What are seasonal stock-market patterns pointing toward?
Right now investors have a tremendous amount of doubt with respect to the stock market. With the economy just coming out of recession and stocks up more than 40% from the lows, people are thinking, 'It's gotta correct, it's gotta correct.' But historically, it doesn't have to correct, and that's what these seasonal patterns show following big runs in the summertime, the stock market does not, on average, turn negative in the fall.
But traditionally September is known for being a lousy month for stocks, right?
We've experienced in the last 25 to 30 years pretty sizable corrections in the fall, whether it's September or October.
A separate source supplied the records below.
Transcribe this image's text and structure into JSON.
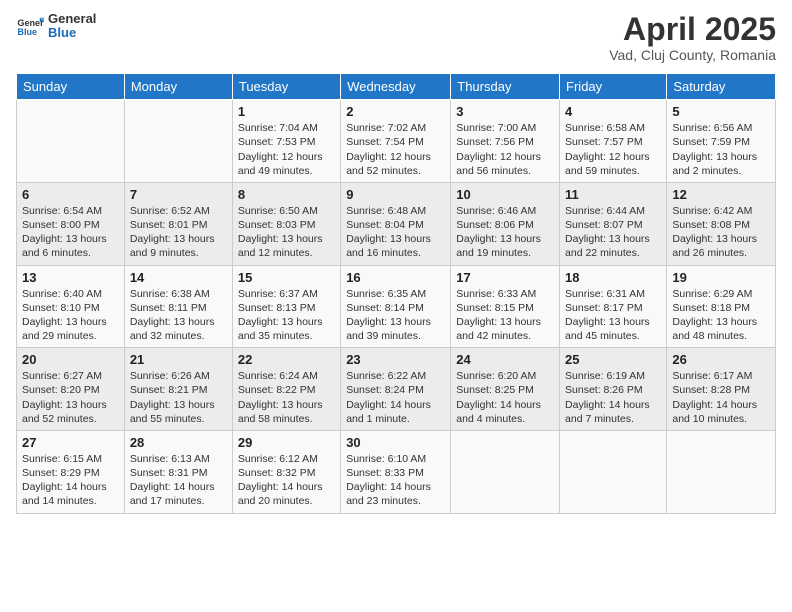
{
  "header": {
    "logo_general": "General",
    "logo_blue": "Blue",
    "main_title": "April 2025",
    "subtitle": "Vad, Cluj County, Romania"
  },
  "calendar": {
    "days_of_week": [
      "Sunday",
      "Monday",
      "Tuesday",
      "Wednesday",
      "Thursday",
      "Friday",
      "Saturday"
    ],
    "weeks": [
      [
        {
          "day": "",
          "detail": ""
        },
        {
          "day": "",
          "detail": ""
        },
        {
          "day": "1",
          "detail": "Sunrise: 7:04 AM\nSunset: 7:53 PM\nDaylight: 12 hours and 49 minutes."
        },
        {
          "day": "2",
          "detail": "Sunrise: 7:02 AM\nSunset: 7:54 PM\nDaylight: 12 hours and 52 minutes."
        },
        {
          "day": "3",
          "detail": "Sunrise: 7:00 AM\nSunset: 7:56 PM\nDaylight: 12 hours and 56 minutes."
        },
        {
          "day": "4",
          "detail": "Sunrise: 6:58 AM\nSunset: 7:57 PM\nDaylight: 12 hours and 59 minutes."
        },
        {
          "day": "5",
          "detail": "Sunrise: 6:56 AM\nSunset: 7:59 PM\nDaylight: 13 hours and 2 minutes."
        }
      ],
      [
        {
          "day": "6",
          "detail": "Sunrise: 6:54 AM\nSunset: 8:00 PM\nDaylight: 13 hours and 6 minutes."
        },
        {
          "day": "7",
          "detail": "Sunrise: 6:52 AM\nSunset: 8:01 PM\nDaylight: 13 hours and 9 minutes."
        },
        {
          "day": "8",
          "detail": "Sunrise: 6:50 AM\nSunset: 8:03 PM\nDaylight: 13 hours and 12 minutes."
        },
        {
          "day": "9",
          "detail": "Sunrise: 6:48 AM\nSunset: 8:04 PM\nDaylight: 13 hours and 16 minutes."
        },
        {
          "day": "10",
          "detail": "Sunrise: 6:46 AM\nSunset: 8:06 PM\nDaylight: 13 hours and 19 minutes."
        },
        {
          "day": "11",
          "detail": "Sunrise: 6:44 AM\nSunset: 8:07 PM\nDaylight: 13 hours and 22 minutes."
        },
        {
          "day": "12",
          "detail": "Sunrise: 6:42 AM\nSunset: 8:08 PM\nDaylight: 13 hours and 26 minutes."
        }
      ],
      [
        {
          "day": "13",
          "detail": "Sunrise: 6:40 AM\nSunset: 8:10 PM\nDaylight: 13 hours and 29 minutes."
        },
        {
          "day": "14",
          "detail": "Sunrise: 6:38 AM\nSunset: 8:11 PM\nDaylight: 13 hours and 32 minutes."
        },
        {
          "day": "15",
          "detail": "Sunrise: 6:37 AM\nSunset: 8:13 PM\nDaylight: 13 hours and 35 minutes."
        },
        {
          "day": "16",
          "detail": "Sunrise: 6:35 AM\nSunset: 8:14 PM\nDaylight: 13 hours and 39 minutes."
        },
        {
          "day": "17",
          "detail": "Sunrise: 6:33 AM\nSunset: 8:15 PM\nDaylight: 13 hours and 42 minutes."
        },
        {
          "day": "18",
          "detail": "Sunrise: 6:31 AM\nSunset: 8:17 PM\nDaylight: 13 hours and 45 minutes."
        },
        {
          "day": "19",
          "detail": "Sunrise: 6:29 AM\nSunset: 8:18 PM\nDaylight: 13 hours and 48 minutes."
        }
      ],
      [
        {
          "day": "20",
          "detail": "Sunrise: 6:27 AM\nSunset: 8:20 PM\nDaylight: 13 hours and 52 minutes."
        },
        {
          "day": "21",
          "detail": "Sunrise: 6:26 AM\nSunset: 8:21 PM\nDaylight: 13 hours and 55 minutes."
        },
        {
          "day": "22",
          "detail": "Sunrise: 6:24 AM\nSunset: 8:22 PM\nDaylight: 13 hours and 58 minutes."
        },
        {
          "day": "23",
          "detail": "Sunrise: 6:22 AM\nSunset: 8:24 PM\nDaylight: 14 hours and 1 minute."
        },
        {
          "day": "24",
          "detail": "Sunrise: 6:20 AM\nSunset: 8:25 PM\nDaylight: 14 hours and 4 minutes."
        },
        {
          "day": "25",
          "detail": "Sunrise: 6:19 AM\nSunset: 8:26 PM\nDaylight: 14 hours and 7 minutes."
        },
        {
          "day": "26",
          "detail": "Sunrise: 6:17 AM\nSunset: 8:28 PM\nDaylight: 14 hours and 10 minutes."
        }
      ],
      [
        {
          "day": "27",
          "detail": "Sunrise: 6:15 AM\nSunset: 8:29 PM\nDaylight: 14 hours and 14 minutes."
        },
        {
          "day": "28",
          "detail": "Sunrise: 6:13 AM\nSunset: 8:31 PM\nDaylight: 14 hours and 17 minutes."
        },
        {
          "day": "29",
          "detail": "Sunrise: 6:12 AM\nSunset: 8:32 PM\nDaylight: 14 hours and 20 minutes."
        },
        {
          "day": "30",
          "detail": "Sunrise: 6:10 AM\nSunset: 8:33 PM\nDaylight: 14 hours and 23 minutes."
        },
        {
          "day": "",
          "detail": ""
        },
        {
          "day": "",
          "detail": ""
        },
        {
          "day": "",
          "detail": ""
        }
      ]
    ]
  }
}
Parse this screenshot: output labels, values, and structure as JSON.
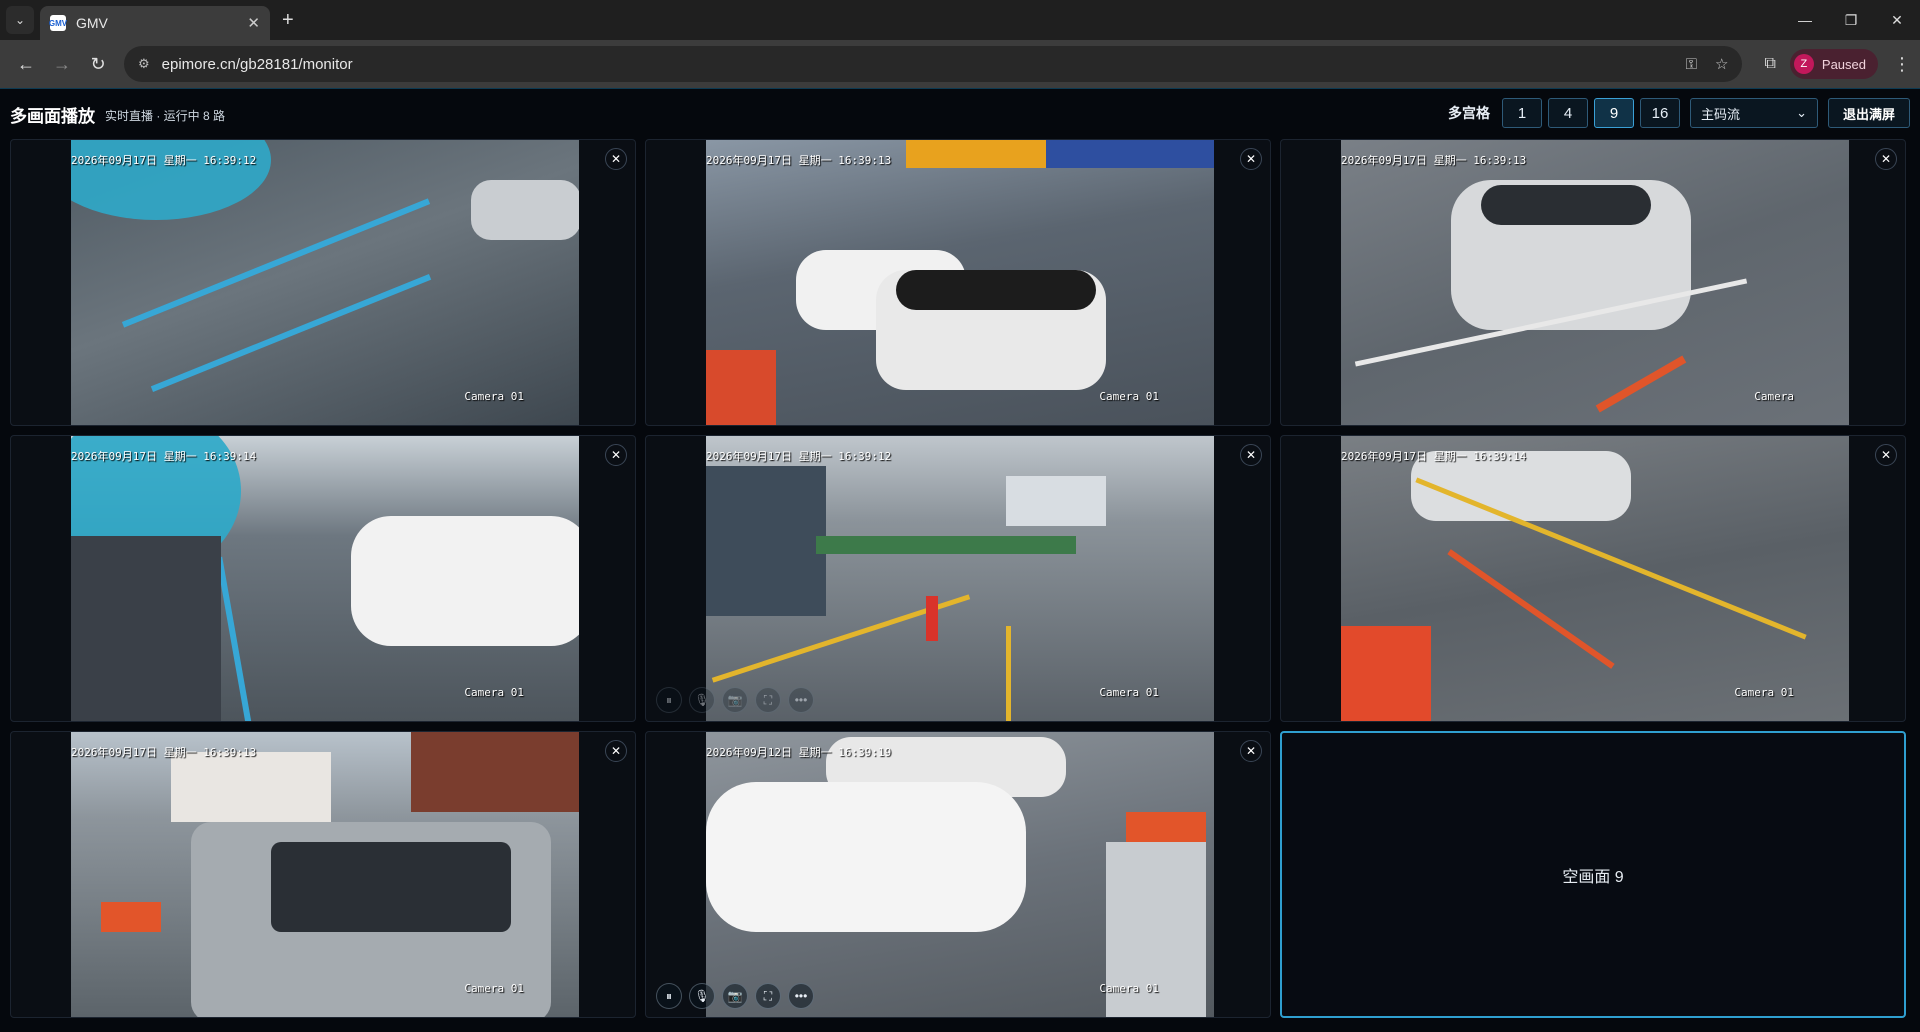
{
  "browser": {
    "tab_title": "GMV",
    "favicon_text": "GMV",
    "url": "epimore.cn/gb28181/monitor",
    "profile_initial": "Z",
    "profile_status": "Paused"
  },
  "app": {
    "title": "多画面播放",
    "subtitle": "实时直播 · 运行中 8 路",
    "grid_label": "多宫格",
    "grid_options": [
      "1",
      "4",
      "9",
      "16"
    ],
    "grid_selected": "9",
    "stream_select": "主码流",
    "exit_fullscreen": "退出满屏"
  },
  "cells": [
    {
      "time": "2026年09月17日 星期一 16:39:12",
      "camera": "Camera 01"
    },
    {
      "time": "2026年09月17日 星期一 16:39:13",
      "camera": "Camera 01"
    },
    {
      "time": "2026年09月17日 星期一 16:39:13",
      "camera": "Camera"
    },
    {
      "time": "2026年09月17日 星期一 16:39:14",
      "camera": "Camera 01"
    },
    {
      "time": "2026年09月17日 星期一 16:39:12",
      "camera": "Camera 01"
    },
    {
      "time": "2026年09月17日 星期一 16:39:14",
      "camera": "Camera 01"
    },
    {
      "time": "2026年09月17日 星期一 16:39:13",
      "camera": "Camera 01"
    },
    {
      "time": "2026年09月12日 星期一 16:39:19",
      "camera": "Camera 01"
    }
  ],
  "empty_cell_label": "空画面 9",
  "icons": {
    "close": "✕",
    "pause": "⏸",
    "mic": "🎙",
    "snapshot": "📷",
    "fullscreen": "⛶",
    "more": "•••"
  }
}
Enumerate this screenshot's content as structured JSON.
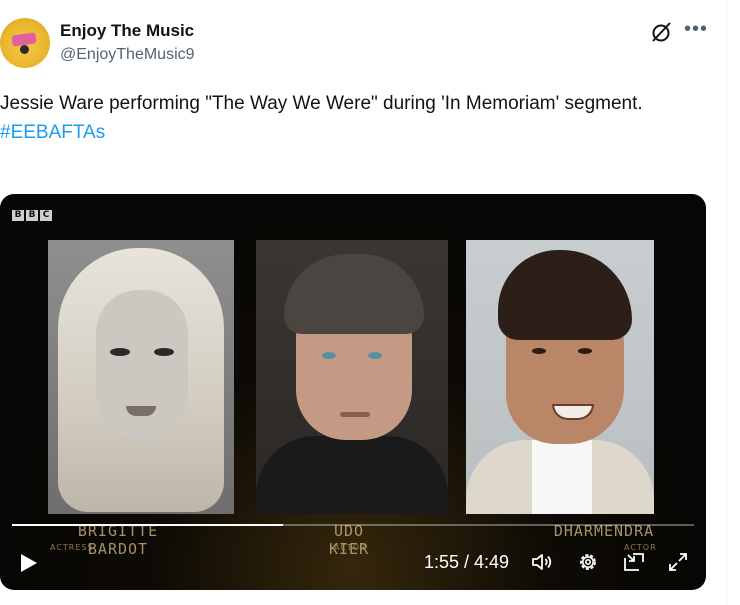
{
  "author": {
    "name": "Enjoy The Music",
    "handle": "@EnjoyTheMusic9"
  },
  "header_icons": [
    "grok-icon",
    "more-icon"
  ],
  "tweet": {
    "text": "Jessie Ware performing \"The Way We Were\" during 'In Memoriam' segment.",
    "hashtag": "#EEBAFTAs"
  },
  "video": {
    "broadcaster_logo": [
      "B",
      "B",
      "C"
    ],
    "tributes": [
      {
        "name": "BRIGITTE BARDOT",
        "role": "ACTRESS"
      },
      {
        "name": "UDO KIER",
        "role": "ACTOR"
      },
      {
        "name": "DHARMENDRA",
        "role": "ACTOR"
      }
    ],
    "time_display": "1:55 / 4:49",
    "progress_fraction": 0.398,
    "controls": [
      "play-icon",
      "volume-icon",
      "settings-icon",
      "picture-in-picture-icon",
      "fullscreen-icon"
    ]
  },
  "colors": {
    "text_primary": "#0f1419",
    "text_secondary": "#536471",
    "link": "#1d9bf0",
    "video_background": "#070604"
  }
}
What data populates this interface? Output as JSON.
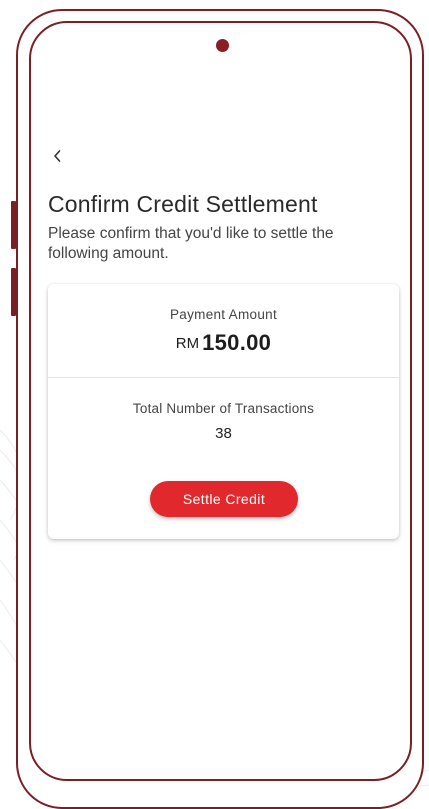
{
  "colors": {
    "frame": "#7a1f24",
    "camera": "#8b1e24",
    "primary_button": "#e0282d",
    "title_text": "#2a2a2a",
    "body_text": "#444444"
  },
  "header": {
    "back_icon": "chevron-left-icon",
    "title": "Confirm Credit Settlement",
    "subtitle": "Please confirm that you'd like to settle the following amount."
  },
  "card": {
    "payment_label": "Payment Amount",
    "currency": "RM",
    "amount": "150.00",
    "transactions_label": "Total Number of Transactions",
    "transactions_count": "38",
    "settle_button_label": "Settle Credit"
  }
}
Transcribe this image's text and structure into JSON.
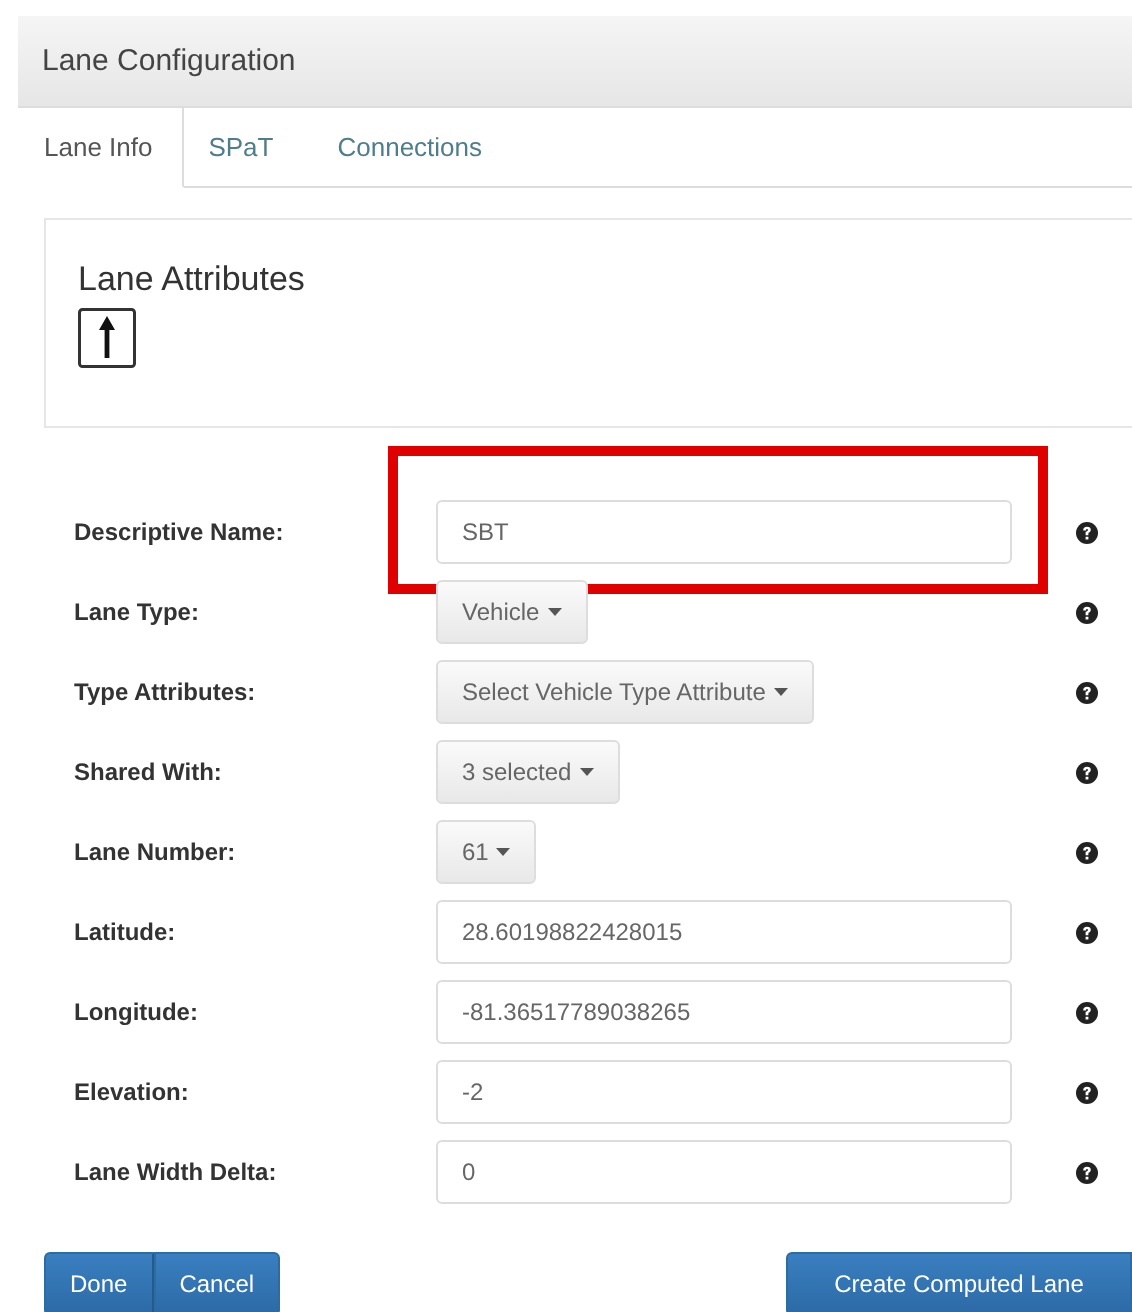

We saw it in 1929, but more recently in 1987, and in '97 and '98 as well. Even when there's not a big sell-off, it's not a good month. In fact, since 1942, September has been the most negative month in the stock-market year, exhibiting on average a 0.5% negative return. That's the seasonal pattern most people think of when heading into the fall. But there have been noticeable changes in summer seasonal patterns since 1994.
The summer months since 1994 have tended to show weakening performance as the summer wears on. We believe this has to do with an increasing trend toward longer summer vacations among the Wall Street set. Also, we are a global market today, and lengthy summer vacations are popular in many corners of the world.
But this summer the stock market has rallied.
Precisely, and that goes against the seasonal pattern that has been in effect. If you go back and look at other times when that has happened in the last 15 years a positive stock market during the summer the results show that the stock market also has a positive September and keeps strengthening throughout the rest of the year.
So there's good seasonal karma right through December?
In this seasonal scenario, December actually turns in the strongest performance, on average. There's a bit of seasonality to that too, since in a rising market you will typically see mutual-fund managers rush to add hot stocks to their portfolio at the end of the year so it shows up in their portfolio statements. There's much more performance pressure on money managers today than there used to be.